Legally permissible for ages 5-17 to drink alcohol at home or at a friend's house with the permission of parent or legal guardian.

People aged 16 or 17 may consume wine, beer or cider but not other alcohol (e.g. spirits, sherry, port, cocktails, liqueurs etc) on licensed premises when ordered with a meal - in England & Wales an adult must order (in UK age of majority is 18); in Scotland an adult doesn't have to be present to order alcohol with a meal.

The legal age for the purchase of alcohol from an off-licence (store/supermarket) is now 18, recent times rules were different regarding cider but since 60s/70s laws have been tightened.

Persons under 18 drinking alcohol in public can be stopped, fined or arrested by the police.

The legal age to buy liqueur chocolates is 16.

Purchasing alcohol on behalf of a minor is illegal in all of the United Kingdom. This means acting as the young person's agent.

Dan said...

Actually, I would view a club using liquid nitrogen as several differently fatal accidents waiting to happen.

Liquid nitrogen is extremely nasty stuff. It is intensely cold (it boils at minus 196 celcius), it expands in volume tremendously when it boils, and as a low-temperature gas very close to air in density, it displaces the oxy-nitrogen mix we breathe very, very easily.
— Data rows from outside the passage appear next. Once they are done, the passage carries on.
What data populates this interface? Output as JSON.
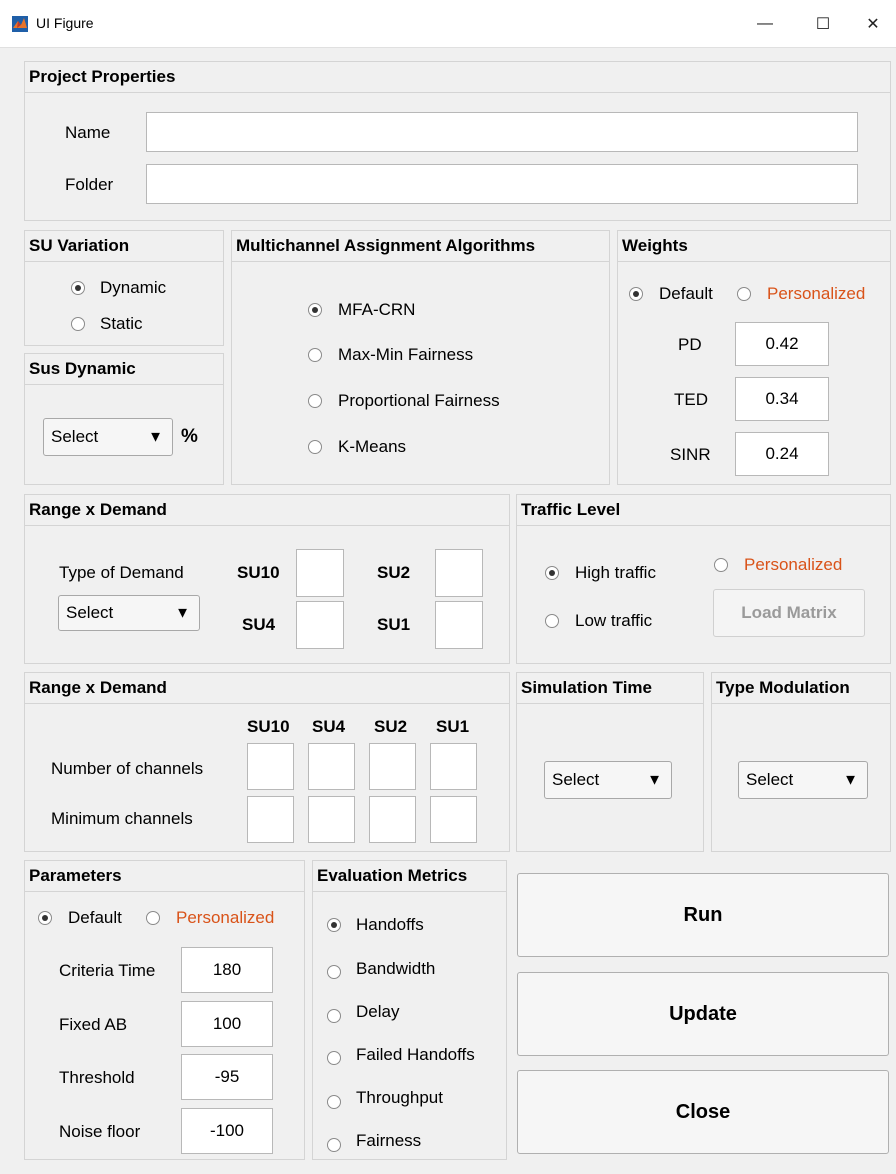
{
  "window": {
    "title": "UI Figure",
    "min_icon": "—",
    "max_icon": "☐",
    "close_icon": "✕"
  },
  "project": {
    "title": "Project Properties",
    "name_label": "Name",
    "folder_label": "Folder",
    "name_value": "",
    "folder_value": ""
  },
  "su_variation": {
    "title": "SU Variation",
    "options": [
      {
        "label": "Dynamic",
        "selected": true
      },
      {
        "label": "Static",
        "selected": false
      }
    ]
  },
  "sus_dynamic": {
    "title": "Sus Dynamic",
    "select": "Select",
    "unit": "%"
  },
  "algorithms": {
    "title": "Multichannel Assignment Algorithms",
    "options": [
      {
        "label": "MFA-CRN",
        "selected": true
      },
      {
        "label": "Max-Min Fairness",
        "selected": false
      },
      {
        "label": "Proportional Fairness",
        "selected": false
      },
      {
        "label": "K-Means",
        "selected": false
      }
    ]
  },
  "weights": {
    "title": "Weights",
    "default_label": "Default",
    "personalized_label": "Personalized",
    "rows": [
      {
        "label": "PD",
        "value": "0.42"
      },
      {
        "label": "TED",
        "value": "0.34"
      },
      {
        "label": "SINR",
        "value": "0.24"
      }
    ]
  },
  "range_demand_1": {
    "title": "Range x Demand",
    "type_label": "Type of Demand",
    "select": "Select",
    "su_labels": [
      "SU10",
      "SU2",
      "SU4",
      "SU1"
    ]
  },
  "traffic": {
    "title": "Traffic Level",
    "high": "High traffic",
    "low": "Low traffic",
    "personalized": "Personalized",
    "load_matrix": "Load Matrix"
  },
  "range_demand_2": {
    "title": "Range x Demand",
    "columns": [
      "SU10",
      "SU4",
      "SU2",
      "SU1"
    ],
    "rows": [
      "Number of channels",
      "Minimum channels"
    ]
  },
  "sim_time": {
    "title": "Simulation Time",
    "select": "Select"
  },
  "modulation": {
    "title": "Type Modulation",
    "select": "Select"
  },
  "parameters": {
    "title": "Parameters",
    "default_label": "Default",
    "personalized_label": "Personalized",
    "rows": [
      {
        "label": "Criteria Time",
        "value": "180"
      },
      {
        "label": "Fixed AB",
        "value": "100"
      },
      {
        "label": "Threshold",
        "value": "-95"
      },
      {
        "label": "Noise floor",
        "value": "-100"
      }
    ]
  },
  "metrics": {
    "title": "Evaluation Metrics",
    "options": [
      {
        "label": "Handoffs",
        "selected": true
      },
      {
        "label": "Bandwidth",
        "selected": false
      },
      {
        "label": "Delay",
        "selected": false
      },
      {
        "label": "Failed Handoffs",
        "selected": false
      },
      {
        "label": "Throughput",
        "selected": false
      },
      {
        "label": "Fairness",
        "selected": false
      }
    ]
  },
  "actions": {
    "run": "Run",
    "update": "Update",
    "close": "Close"
  },
  "colors": {
    "accent_orange": "#d95319"
  }
}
All some utter muppet needs to do to create a death-trap is store several dewar flasks of the stuff in a cellar. Dewars store liquid nitrogen, but nitrogen always evaporates off them, so you end up with a layer of cold gas sitting in whatever room they are stored in.

Give it a few hours and if the cellar isn't well-ventilated with a powerful extractor fan venting to the outside, you end up with a room full of cold nitrogen and not much oxygen.
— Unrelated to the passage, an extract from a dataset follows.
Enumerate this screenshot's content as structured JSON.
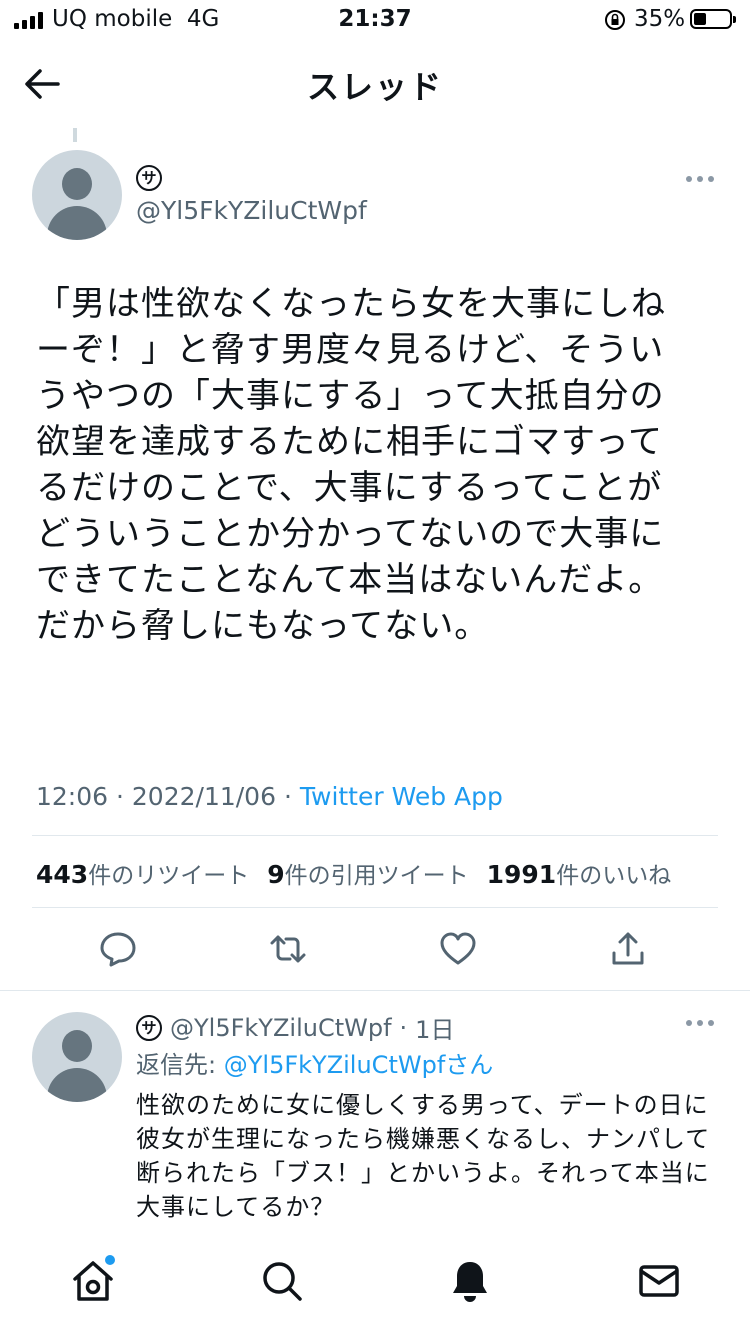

Humans cannot sense low oxygen. Diving mammals like mink and otters can, people can't. In low oxygen conditions people simply walk in, bumble about then keel over unconscious. So do responding paramedics if they don't know about low-oxygen environments. As an aside, ALL facilities which use helium, nitrogen, argon and similar oxygen-displacing gases are required by law to have regularly serviced low-oxygen alarms fitted.

These pubs are likely to be unwittingly breaching several H & S regulations and creating death-traps for their staff. Watch it out there!

Rachel said...

Its not only the creative marketing, its the way people just open their throats and pour the alcohol straight into their stomachs. Drinking to get drunk. I wonder if that was how the nitrogen girl managed to do so much harm to herself.